The validator's regex and the 320-byte check are **byte-identical across PHP 8.1,
8.2, 8.3, 8.4, 8.5 and `master`** (and unchanged upstream since 2011/2015). So a
single vendored copy is correct for the entire currently-supported PHP range
simultaneously. The provenance and per-version checksum evidence are in
[`docs/research/01-version-matrix.md`](https://github.com/DanielDent/elixir_php_email_validator/blob/main/docs/research/01-version-matrix.md).

## Documentation & research

- [`COMPATIBILITY.md`](COMPATIBILITY.md) — the correctness argument in full.
- [`docs/research/`](https://github.com/DanielDent/elixir_php_email_validator/tree/main/docs/research) — the underlying research dossier: PHP source
  analysis, cross-version proof, the Elixir-ecosystem survey (why nothing else is
  equivalent), the 136-case quirks catalog, and the PCRE/packaging notes.

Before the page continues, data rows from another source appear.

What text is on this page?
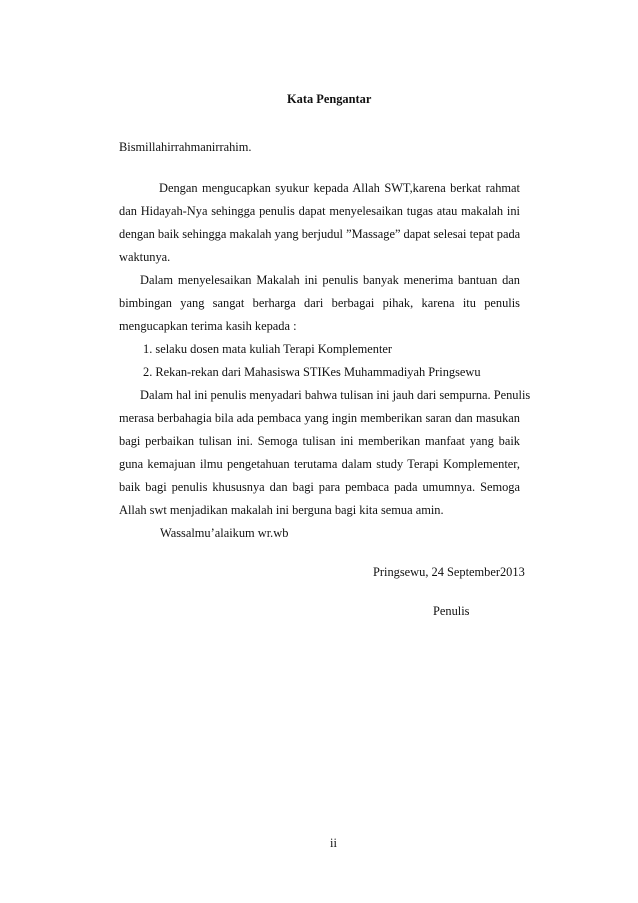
Kata Pengantar
Bismillahirrahmanirrahim.
Dengan mengucapkan syukur kepada Allah SWT,karena berkat rahmat
dan Hidayah-Nya sehingga penulis dapat menyelesaikan tugas atau makalah ini
dengan baik sehingga makalah yang berjudul ”Massage” dapat selesai tepat pada
waktunya.
Dalam menyelesaikan Makalah ini penulis banyak menerima bantuan dan
bimbingan yang sangat berharga dari berbagai pihak, karena itu penulis
mengucapkan terima kasih kepada :
1. selaku dosen mata kuliah Terapi Komplementer
2. Rekan-rekan dari Mahasiswa STIKes Muhammadiyah Pringsewu
Dalam hal ini penulis menyadari bahwa tulisan ini jauh dari sempurna. Penulis
merasa berbahagia bila ada pembaca yang ingin memberikan saran dan masukan
bagi perbaikan tulisan ini. Semoga tulisan ini memberikan manfaat yang baik
guna kemajuan ilmu pengetahuan terutama dalam study Terapi Komplementer,
baik bagi penulis khususnya dan bagi para pembaca pada umumnya. Semoga
Allah swt menjadikan makalah ini berguna bagi kita semua amin.
Wassalmu’alaikum wr.wb
Pringsewu, 24 September2013
Penulis
ii
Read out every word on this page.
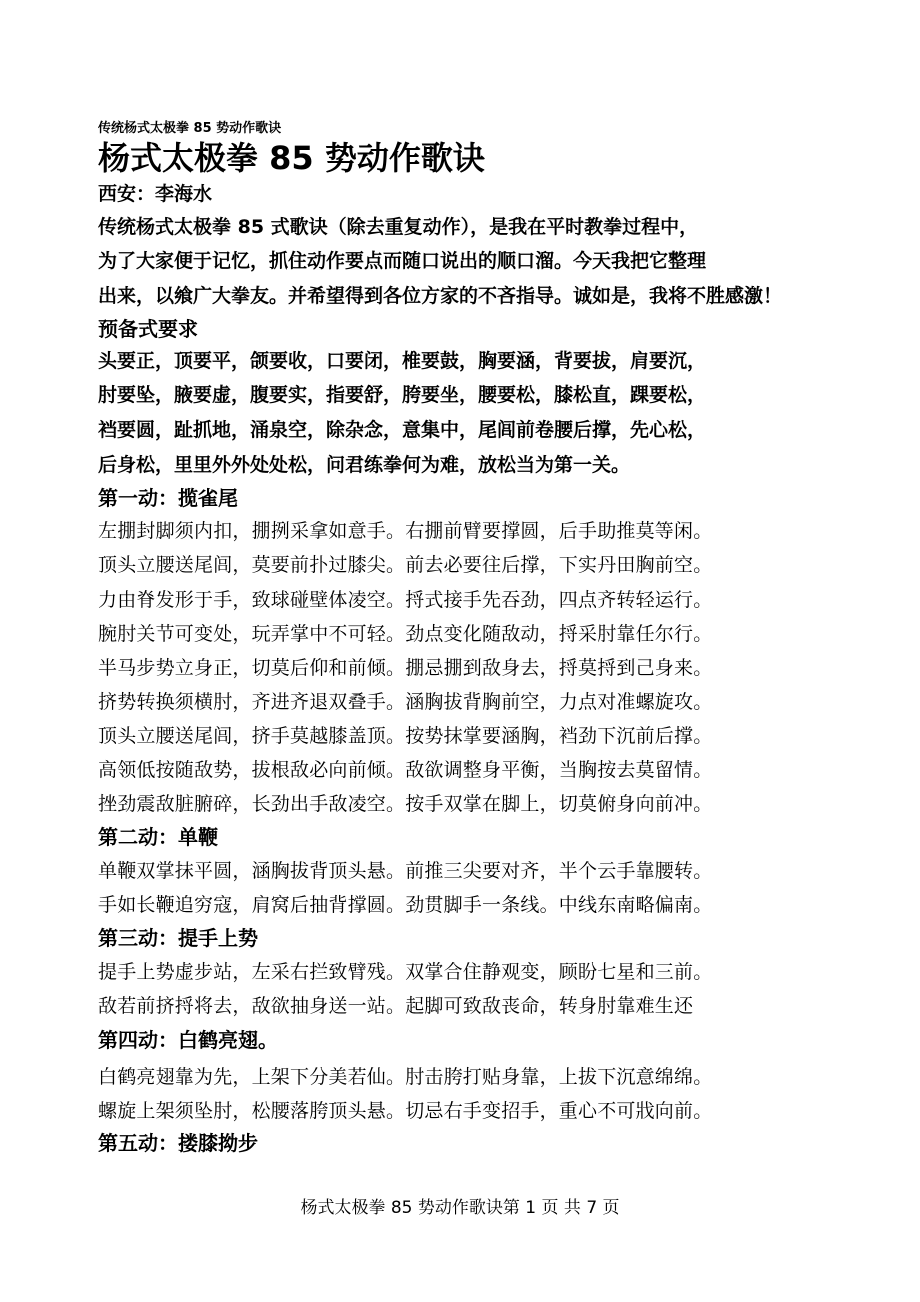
传统杨式太极拳 85 势动作歌诀
杨式太极拳 85 势动作歌诀
西安：李海水
传统杨式太极拳 85 式歌诀（除去重复动作），是我在平时教拳过程中，
为了大家便于记忆，抓住动作要点而随口说出的顺口溜。今天我把它整理
出来，以飨广大拳友。并希望得到各位方家的不吝指导。诚如是，我将不胜感激！
预备式要求
头要正，顶要平，颌要收，口要闭，椎要鼓，胸要涵，背要拔，肩要沉，
肘要坠，腋要虚，腹要实，指要舒，胯要坐，腰要松，膝松直，踝要松，
裆要圆，趾抓地，涌泉空，除杂念，意集中，尾闾前卷腰后撑，先心松，
后身松，里里外外处处松，问君练拳何为难，放松当为第一关。
第一动：揽雀尾
左掤封脚须内扣，掤挒采拿如意手。右掤前臂要撑圆，后手助推莫等闲。
顶头立腰送尾闾，莫要前扑过膝尖。前去必要往后撑，下实丹田胸前空。
力由脊发形于手，致球碰壁体凌空。捋式接手先吞劲，四点齐转轻运行。
腕肘关节可变处，玩弄掌中不可轻。劲点变化随敌动，捋采肘靠任尔行。
半马步势立身正，切莫后仰和前倾。掤忌掤到敌身去，捋莫捋到己身来。
挤势转换须横肘，齐进齐退双叠手。涵胸拔背胸前空，力点对准螺旋攻。
顶头立腰送尾闾，挤手莫越膝盖顶。按势抹掌要涵胸，裆劲下沉前后撑。
高领低按随敌势，拔根敌必向前倾。敌欲调整身平衡，当胸按去莫留情。
挫劲震敌脏腑碎，长劲出手敌凌空。按手双掌在脚上，切莫俯身向前冲。
第二动：单鞭
单鞭双掌抹平圆，涵胸拔背顶头悬。前推三尖要对齐，半个云手靠腰转。
手如长鞭追穷寇，肩窝后抽背撑圆。劲贯脚手一条线。中线东南略偏南。
第三动：提手上势
提手上势虚步站，左采右拦致臂残。双掌合住静观变，顾盼七星和三前。
敌若前挤捋将去，敌欲抽身送一站。起脚可致敌丧命，转身肘靠难生还
第四动：白鹤亮翅。
白鹤亮翅靠为先，上架下分美若仙。肘击胯打贴身靠，上拔下沉意绵绵。
螺旋上架须坠肘，松腰落胯顶头悬。切忌右手变招手，重心不可戕向前。
第五动：搂膝拗步
杨式太极拳 85 势动作歌诀第 1 页 共 7 页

## Contributing & releases

This project releases itself: commits to `main` using
[Conventional Commits](https://www.conventionalcommits.org/) drive automatic
version bumps, changelog updates, tags, and publishing to Hex via GitHub Actions
(no credential is ever exposed). See [`RELEASING.md`](https://github.com/DanielDent/elixir_php_email_validator/blob/main/RELEASING.md) for the
pipeline and the one-time setup. The vendored regex is kept honest by a weekly
drift detector against php-src.

## License & attribution

Copyright © 2026 [Daniel Dent](https://danieldent.com). The Elixir code, tests,
tooling, and docs are MIT-licensed (see [`LICENSE`](LICENSE)). The vendored regex derives from Michael
Rushton's validator and is redistributed from PHP; its copyright notice is
preserved in [`NOTICE`](NOTICE), as its terms require.